Let's say Bernie Ecclestone and a Bahraini official are conducting a business deal. As they shake hands on their transaction, the official uses his other arm to punch a passerby in the face. Mr Ecclestone continues to shake and the deal is done. Is he complicit in the violence?

Most of us would say yes, I think. Not Mr Ecclestone, or his fellow decision-makers in Formula One. For Mr Ecclestone, that would presumably be an act of internal politics, just like the protests that are still consuming Bahrain, and hence none of his business. "We don't get involved in politics," he explained recently. "They will sort out their internal problems, I'm quite sure." Accordingly, this weekend's Grand Prix still looks set to go ahead.

What Ecclestone and Co apparently fail to appreciate is that doing nothing can be just as meaningful an act as making a fuss.
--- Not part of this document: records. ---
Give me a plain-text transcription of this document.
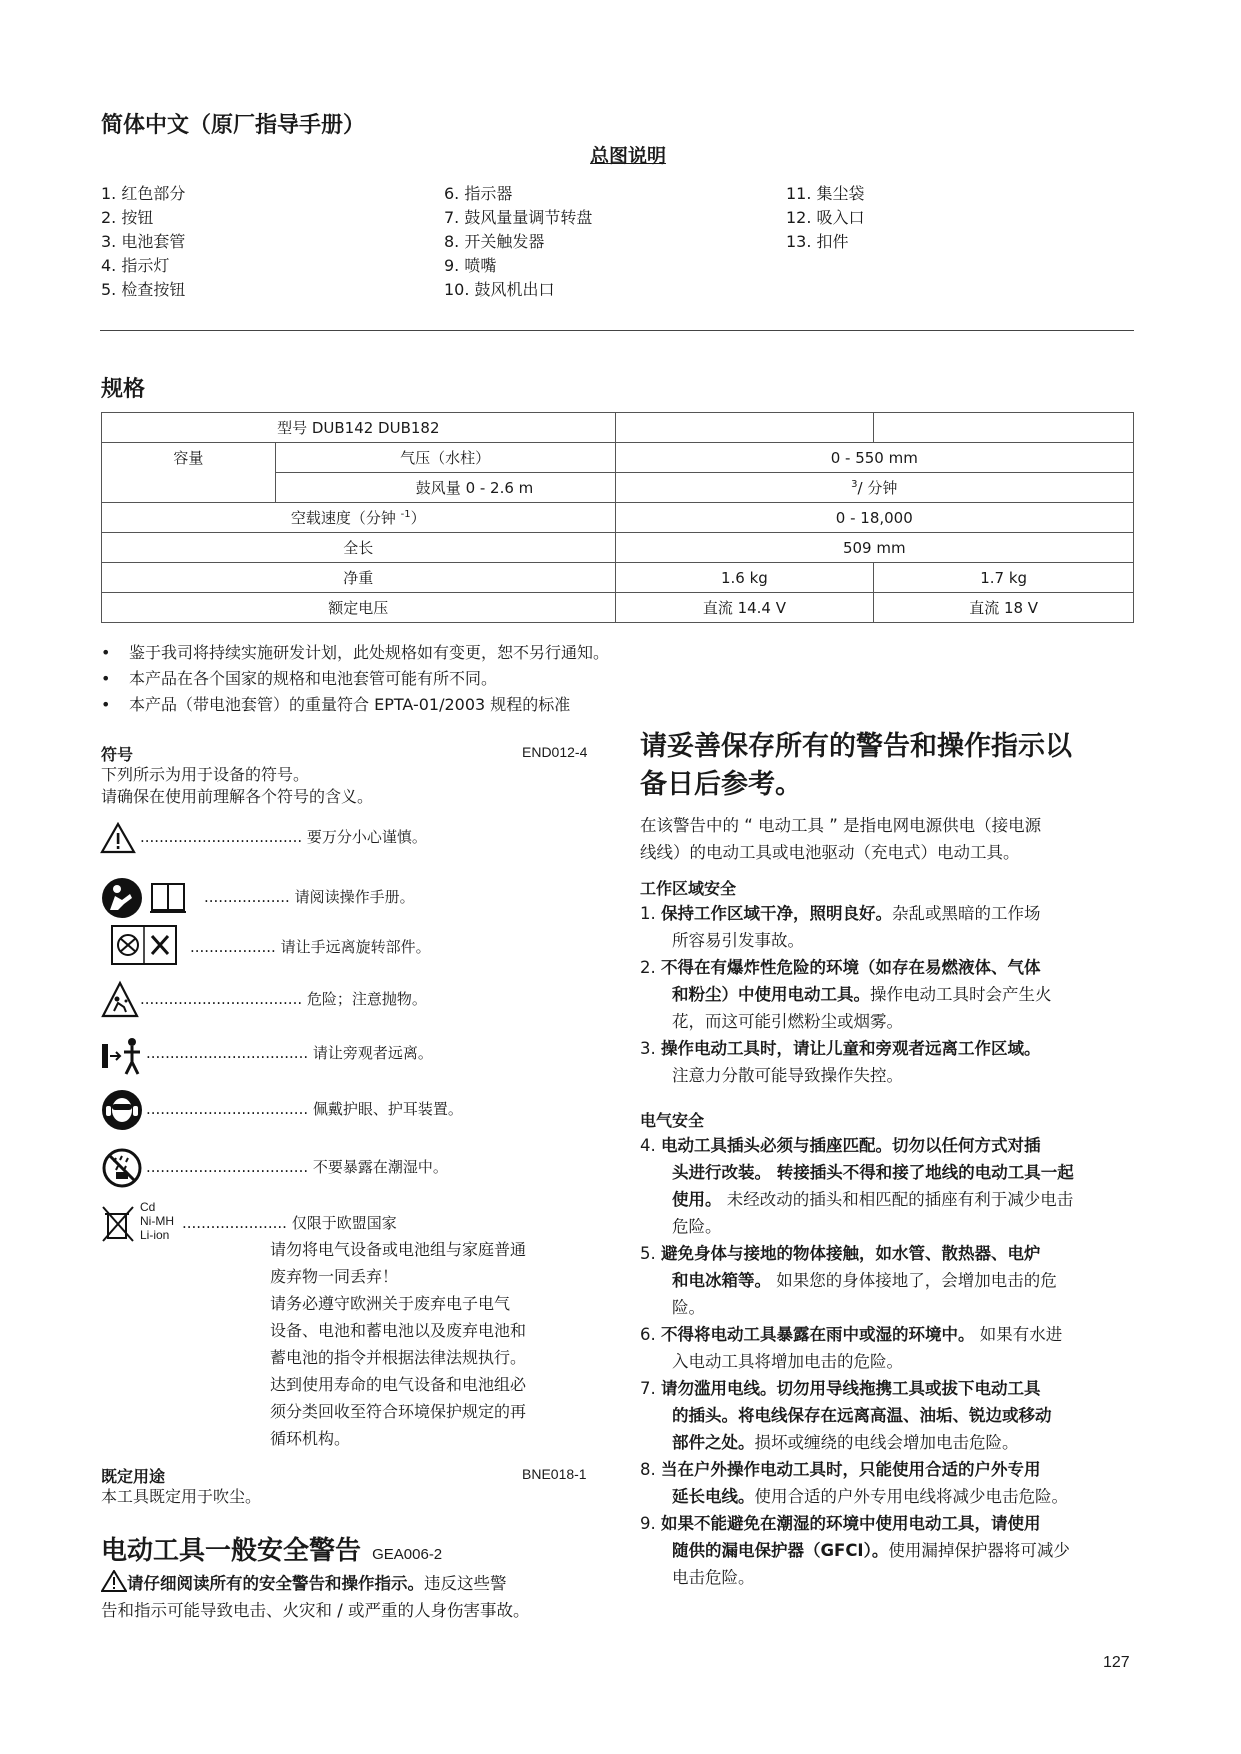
简体中文（原厂指导手册）
总图说明
1. 红色部分
2. 按钮
3. 电池套管
4. 指示灯
5. 检查按钮
6. 指示器
7. 鼓风量量调节转盘
8. 开关触发器
9. 喷嘴
10. 鼓风机出口
11. 集尘袋
12. 吸入口
13. 扣件
规格
型号 DUB142 DUB182			
容量	气压（水柱）	0 - 550 mm	
	鼓风量 0 - 2.6 m	$^3$/ 分钟	
空载速度（分钟 $^{-1}$）		0 - 18,000	
全长		509 mm	
净重		1.6 kg	1.7 kg
额定电压		直流 14.4 V	直流 18 V
• 鉴于我司将持续实施研发计划，此处规格如有变更，恕不另行通知。
• 本产品在各个国家的规格和电池套管可能有所不同。
• 本产品（带电池套管）的重量符合 EPTA-01/2003 规程的标准
符号	END012-4
下列所示为用于设备的符号。
请确保在使用前理解各个符号的含义。
.................................. 要万分小心谨慎。
.................. 请阅读操作手册。
.................. 请让手远离旋转部件。
.................................. 危险；注意抛物。
.................................. 请让旁观者远离。
.................................. 佩戴护眼、护耳装置。
.................................. 不要暴露在潮湿中。
Cd
Ni-MH
Li-ion
...................... 仅限于欧盟国家
请勿将电气设备或电池组与家庭普通
废弃物一同丢弃！
请务必遵守欧洲关于废弃电子电气
设备、电池和蓄电池以及废弃电池和
蓄电池的指令并根据法律法规执行。
达到使用寿命的电气设备和电池组必
须分类回收至符合环境保护规定的再
循环机构。
既定用途	BNE018-1
本工具既定用于吹尘。
电动工具一般安全警告 GEA006-2
请仔细阅读所有的安全警告和操作指示。违反这些警
告和指示可能导致电击、火灾和 / 或严重的人身伤害事故。
请妥善保存所有的警告和操作指示以
备日后参考。
在该警告中的 “ 电动工具 ” 是指电网电源供电（接电源
线线）的电动工具或电池驱动（充电式）电动工具。
工作区域安全
1. 保持工作区域干净，照明良好。杂乱或黑暗的工作场
所容易引发事故。
2. 不得在有爆炸性危险的环境（如存在易燃液体、气体
和粉尘）中使用电动工具。操作电动工具时会产生火
花，而这可能引燃粉尘或烟雾。
3. 操作电动工具时，请让儿童和旁观者远离工作区域。
注意力分散可能导致操作失控。
电气安全
4. 电动工具插头必须与插座匹配。切勿以任何方式对插
头进行改装。 转接插头不得和接了地线的电动工具一起
使用。 未经改动的插头和相匹配的插座有利于减少电击
危险。
5. 避免身体与接地的物体接触，如水管、散热器、电炉
和电冰箱等。 如果您的身体接地了，会增加电击的危
险。
6. 不得将电动工具暴露在雨中或湿的环境中。 如果有水进
入电动工具将增加电击的危险。
7. 请勿滥用电线。切勿用导线拖携工具或拔下电动工具
的插头。将电线保存在远离高温、油垢、锐边或移动
部件之处。损坏或缠绕的电线会增加电击危险。
8. 当在户外操作电动工具时，只能使用合适的户外专用
延长电线。使用合适的户外专用电线将减少电击危险。
9. 如果不能避免在潮湿的环境中使用电动工具，请使用
随供的漏电保护器（GFCI）。使用漏掉保护器将可减少
电击危险。
127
In Bahrain, as in South Africa during the apartheid years, the options aren't a powerful political statement vs a position of strict neutrality; instead, the two options are equally forceful.

By pulling Formula One out of Bahrain for a second year, Mr Ecclestone and his colleagues would be sending a signal that the country is still in crisis. That's a position strongly reinforced by an Amnesty International report earlier this week. Doing nothing, by extension, makes the opposite statement.

Since last year Formula One deemed a race in Bahrain would be a bad idea, the decision to go ahead this time implies that things are getting better. Max Mosley, a former Fédération Internationale de l'Automobile president, gets it: the Bahraini authorities, he wrote in The Daily Telegraph, "hope to show the world that the troubles were just a small, temporary difficulty... By agreeing to race there, Formula One becomes complicit in what happened."

There's still time for Ecclestone to see sense. But that looks increasingly unlikely. The chairman of the circuit, for one, sounds bullish, making the remarkable suggestion that the race will "put things in perspective", a claim that suggests we'd finally realise how meaningless all the death was when we saw a few cars whizzing round his track. And there's an official version of events that sounds similarly blithe. "The eyes of the world are trained on Bahrain," it proclaims, and "... the most important sporting event witnessed by the region."

That's half-right, I suppose. We'll all be looking at Bahrain this weekend. But we won't be watching the contest. And if Bernie Ecclestone really wants to stay out of the country's politics, he'd be well-advised to remove himself and his race cars from the picture before it's too late.